Teenage Gambling: Addiction, Facts and Useful Information

Whether it’s with their friends at parties, on the Internet, or at school, millions of teenagers are taking up an ever-more-accessible national past time – gambling. Quite a bit of the action is small-time; dice games, playing cards, and lottery tickets. However, the long term stakes are high because many who start gambling at a young age run the risk of developing addiction problems (Teenage Gambling Raises Concerns).

Regional surveys are finding that more than 30 percent of all high school students gamble periodically and one in three high school students gamble on a regular basis, according to the National Academy of Sciences. Poker has moved from the smoke-filled back rooms of yesterday to the suburban living rooms and basements of today. Many of the players aren’t rough housing grownups chomping cigars, but teenagers who have too much time on their hands. One current fad is an old game that’s been refreshed for television: no-limit Texas hold’em in which a player can bet all of his money in one risky move. The game has the drama needed to hold a TV audience and to electrify thrill-seeking teenagers. (Teenage Gambling).

For the past few years teenage gambling has been increasing at an exponential rate. Some of the contributing factors include: family members who gamble, peers, television programs that display poker tournaments, skillful advertising from gambling establishments, and the Internet. One teen said, “My wallet was just full of cash. I mean, what greater feeling is it when you’ve got all this money. I began calling in sick at work and not showing up to my classes. Before I knew it, I was in debt and my life was spiraling out of control.”

This is the first generation of kids growing up when gambling is legal and available nationwide. A recent survey in Delaware found that teens who gambled were much more likely that other teens to smoke, drink alcohol, use illegal drugs, and commit petty crimes. Most casinos try to keep underage gamblers off their premises, but enforcement is a big challenge and most teens find it quite easy to sneak in.

The International Center for Youth Gambling Problems is focusing on gambling trend – what they found is that gambling problems afflict up to 8 percent of young gamblers. Adult gambling addicts might seek help when they realize their job, finances, or marriage are in jeopardy, but teens are less likely to do so.

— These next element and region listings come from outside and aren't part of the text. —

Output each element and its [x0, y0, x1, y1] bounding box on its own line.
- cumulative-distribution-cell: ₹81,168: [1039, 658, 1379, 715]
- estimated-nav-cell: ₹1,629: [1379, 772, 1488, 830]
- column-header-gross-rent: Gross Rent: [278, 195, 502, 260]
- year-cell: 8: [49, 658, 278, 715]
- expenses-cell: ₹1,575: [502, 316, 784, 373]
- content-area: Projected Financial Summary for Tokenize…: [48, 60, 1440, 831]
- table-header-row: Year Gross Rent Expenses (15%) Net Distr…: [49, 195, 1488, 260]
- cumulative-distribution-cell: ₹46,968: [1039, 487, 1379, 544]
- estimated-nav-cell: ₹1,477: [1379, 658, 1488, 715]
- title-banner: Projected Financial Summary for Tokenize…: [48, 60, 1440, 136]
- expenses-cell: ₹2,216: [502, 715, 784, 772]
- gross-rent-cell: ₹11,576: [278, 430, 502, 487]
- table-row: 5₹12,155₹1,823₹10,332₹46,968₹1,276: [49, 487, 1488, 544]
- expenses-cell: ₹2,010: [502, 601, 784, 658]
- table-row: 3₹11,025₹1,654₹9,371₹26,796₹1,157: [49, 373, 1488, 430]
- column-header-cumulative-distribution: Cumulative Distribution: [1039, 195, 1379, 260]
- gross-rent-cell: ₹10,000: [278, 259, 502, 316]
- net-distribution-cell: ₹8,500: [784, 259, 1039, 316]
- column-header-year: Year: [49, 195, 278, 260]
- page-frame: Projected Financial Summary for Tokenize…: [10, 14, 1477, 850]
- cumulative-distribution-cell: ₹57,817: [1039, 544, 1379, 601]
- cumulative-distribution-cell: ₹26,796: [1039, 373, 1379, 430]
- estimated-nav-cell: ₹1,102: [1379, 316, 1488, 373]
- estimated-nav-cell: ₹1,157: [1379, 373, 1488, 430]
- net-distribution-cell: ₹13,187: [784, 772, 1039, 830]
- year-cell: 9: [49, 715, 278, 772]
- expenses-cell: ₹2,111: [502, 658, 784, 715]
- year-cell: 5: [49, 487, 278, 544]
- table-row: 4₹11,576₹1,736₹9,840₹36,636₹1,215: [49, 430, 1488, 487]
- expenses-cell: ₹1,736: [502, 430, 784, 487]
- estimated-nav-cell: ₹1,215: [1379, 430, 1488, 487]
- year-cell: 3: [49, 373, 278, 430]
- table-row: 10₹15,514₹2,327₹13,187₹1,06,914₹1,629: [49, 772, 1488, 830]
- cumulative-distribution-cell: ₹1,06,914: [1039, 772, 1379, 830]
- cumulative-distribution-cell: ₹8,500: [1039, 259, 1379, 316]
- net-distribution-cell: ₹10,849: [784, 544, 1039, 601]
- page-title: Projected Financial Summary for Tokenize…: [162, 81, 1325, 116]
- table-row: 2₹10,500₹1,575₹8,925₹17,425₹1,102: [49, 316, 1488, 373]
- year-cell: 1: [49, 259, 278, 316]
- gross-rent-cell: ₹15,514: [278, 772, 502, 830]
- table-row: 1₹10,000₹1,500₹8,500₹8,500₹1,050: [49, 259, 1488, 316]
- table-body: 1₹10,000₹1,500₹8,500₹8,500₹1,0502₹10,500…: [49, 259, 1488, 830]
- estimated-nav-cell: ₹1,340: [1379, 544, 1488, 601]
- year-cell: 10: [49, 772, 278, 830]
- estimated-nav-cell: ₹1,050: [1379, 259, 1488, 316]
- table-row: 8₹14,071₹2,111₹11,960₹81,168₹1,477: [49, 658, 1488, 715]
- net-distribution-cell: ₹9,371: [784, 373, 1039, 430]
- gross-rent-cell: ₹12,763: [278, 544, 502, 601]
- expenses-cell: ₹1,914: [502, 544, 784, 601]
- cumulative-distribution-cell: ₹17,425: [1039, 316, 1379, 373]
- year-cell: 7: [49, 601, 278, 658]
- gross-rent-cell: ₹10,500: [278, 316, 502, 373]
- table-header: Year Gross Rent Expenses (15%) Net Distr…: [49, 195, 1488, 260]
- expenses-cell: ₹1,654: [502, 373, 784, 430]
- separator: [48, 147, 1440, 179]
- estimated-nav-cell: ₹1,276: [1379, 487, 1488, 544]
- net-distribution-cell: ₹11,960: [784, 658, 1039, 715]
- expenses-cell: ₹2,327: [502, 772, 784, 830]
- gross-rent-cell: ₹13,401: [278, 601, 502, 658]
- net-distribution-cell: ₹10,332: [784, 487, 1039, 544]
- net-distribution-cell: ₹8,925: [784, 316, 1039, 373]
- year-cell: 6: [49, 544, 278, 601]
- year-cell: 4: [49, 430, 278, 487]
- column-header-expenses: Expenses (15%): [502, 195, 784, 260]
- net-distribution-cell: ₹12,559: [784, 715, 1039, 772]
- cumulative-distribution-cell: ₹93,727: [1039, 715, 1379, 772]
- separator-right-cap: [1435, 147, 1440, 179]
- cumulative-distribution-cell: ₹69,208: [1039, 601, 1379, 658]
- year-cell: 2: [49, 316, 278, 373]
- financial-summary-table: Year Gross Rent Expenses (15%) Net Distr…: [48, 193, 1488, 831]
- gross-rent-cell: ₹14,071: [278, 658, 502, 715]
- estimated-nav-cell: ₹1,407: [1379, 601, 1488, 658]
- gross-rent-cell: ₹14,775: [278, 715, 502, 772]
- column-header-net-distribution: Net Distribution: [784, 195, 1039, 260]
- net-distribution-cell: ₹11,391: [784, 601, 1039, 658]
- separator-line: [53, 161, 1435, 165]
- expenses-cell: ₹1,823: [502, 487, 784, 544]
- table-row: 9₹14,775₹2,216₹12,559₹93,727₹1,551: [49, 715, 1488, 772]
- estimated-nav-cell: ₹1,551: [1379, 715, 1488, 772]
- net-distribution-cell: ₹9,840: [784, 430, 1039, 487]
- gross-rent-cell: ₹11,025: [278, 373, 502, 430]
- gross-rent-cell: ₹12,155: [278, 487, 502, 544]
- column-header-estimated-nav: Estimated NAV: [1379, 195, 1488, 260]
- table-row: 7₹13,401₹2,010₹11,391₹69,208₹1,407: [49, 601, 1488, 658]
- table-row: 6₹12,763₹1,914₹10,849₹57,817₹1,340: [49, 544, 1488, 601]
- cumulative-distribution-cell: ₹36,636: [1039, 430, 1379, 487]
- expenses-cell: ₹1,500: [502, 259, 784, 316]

The Internet provides the holy trinity of risk factors – immediate access, anonymity, and with the use of a credit card, the ability to gamble with money that teens don’t really have. Teenagers that have been negatively affected by gambling addiction exhibit signs of self destructive behavior and an apathetic view towards school. “I had access to my parent’s $5000.00 vacation fund at the bank and I took it out and gambled it. I don’t know why I did it. As I was drawing the money out of the bank, I felt like a bullet was going through me. I lost all $5000.00 in one night. I remember leaving the casino at around 2:00 in the morning just bawling my eyes out.” Many teens are under the impression that they can turn around a losing streak by playing “just one more game” or that if they keep playing they can win and cover their losses before their parents find out (Stop Teenage Gambling).

Helping teens curtail out of control gambling by educating them in the classroom and at home can be a very effective deterrent. Teens need to be educated that gambling is not “just playing a game” and that the consequences of losing control can add up to devastating financial and emotional losses.